I have set up the following:
/* batchSize = 100, bufferSize = 2^30
public MyDisruptor(@NonNull final MyDisruptorConfig config) {
batchSize = config.getBatchSize();
bufferSize = config.getBufferSize();
this.eventHandler = config.getEventHandler();
ThreadFactory threadFactory = createThreadFactory("disruptor-threads-%d");
executorService = Executors.newSingleThreadExecutor(threadFactory);
ringBuffer = RingBuffer.createMultiProducer(new EventFactory(), bufferSize, new YieldingWaitStrategy());
sequenceBarrier = ringBuffer.newBarrier();
batchEventProcessor = new BatchEventProcessor<>(ringBuffer, sequenceBarrier, eventHandler);
ringBuffer.addGatingSequences(batchEventProcessor.getSequence());
executorService.submit(batchEventProcessor);
}
public void consume(@NonNull final List<Document> documents) {
List<List<Document>> subLists = Lists.partition(documents, batchSize);
for (List<Document> subList : subLists) {
log.info("publishing sublist of size {}", subList.size());
long high = ringBuffer.next(subList.size());
long low = high - (subList.size() - 1);
long position = low;
for (Document document: subList) {
ringBuffer.get(position++).setEvent(document);
}
ringBuffer.publish(low, high);
lastPublishedSequence.set(high);
}
}
Each of my sources calls consume, I use Guice to create a Singleton disruptor.

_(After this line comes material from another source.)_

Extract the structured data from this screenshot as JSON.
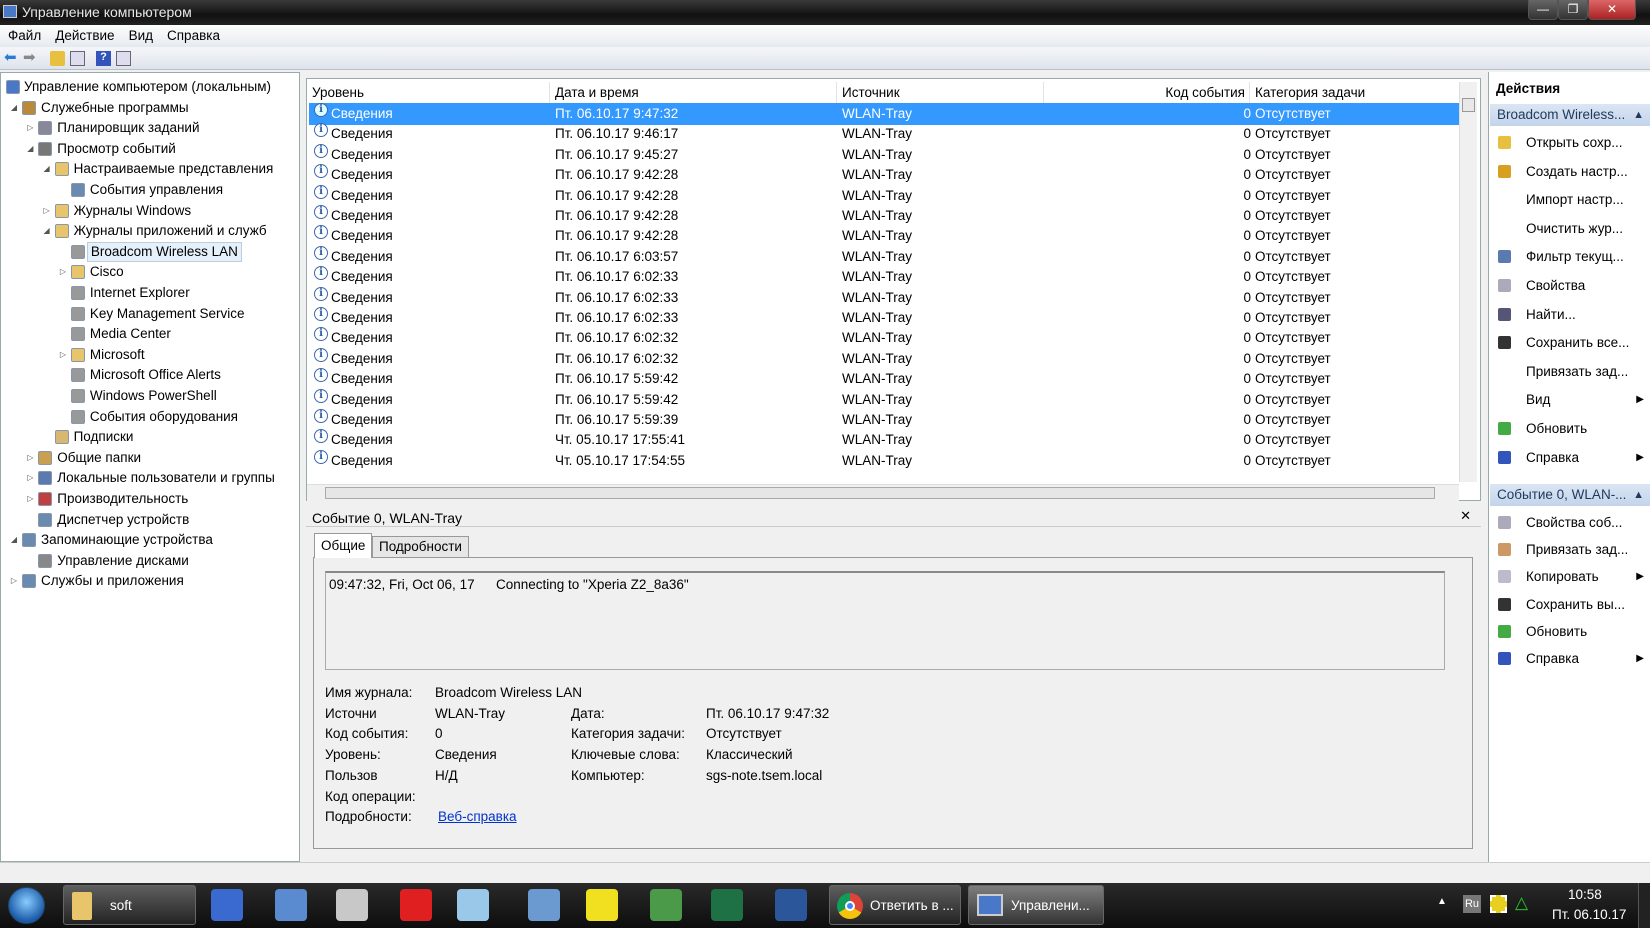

My eventHandler routine is
public void onEvent(Event event, long sequence, boolean endOfBatch) throws Exception {
Document document = event.getValue();
handler.processDocument(document); //send the document to handler
if (endOfBatch) {
handler.processDocumentsList(); // tell handler to process all documents so far.
}
}
I am seeing in my logs that the producer (consume
) is stalling at times. I assume that this is when the ringBuffer is full, and the eventHandler is not able to process quickly enough. I see that the eventHandler is processing documents (from my logs) and then after a while the producer starts publishing more documents to the ring buffer.
Questions:
- Am I using the correct Disruptor pattern? I see there are quite a few ways to use it. I chose to use the batchEventProcessor so it would signal
endOfBatch
. - How can I increase the efficiency of my EventHandler? processDocumentsList can be slow.
- Should I use parallel EventHandlers? The lmax user-guide mentions that this is possible, and the FAQ has a question on it. But how do I use this with the batchEventProcessor? It only takes one eventHandler.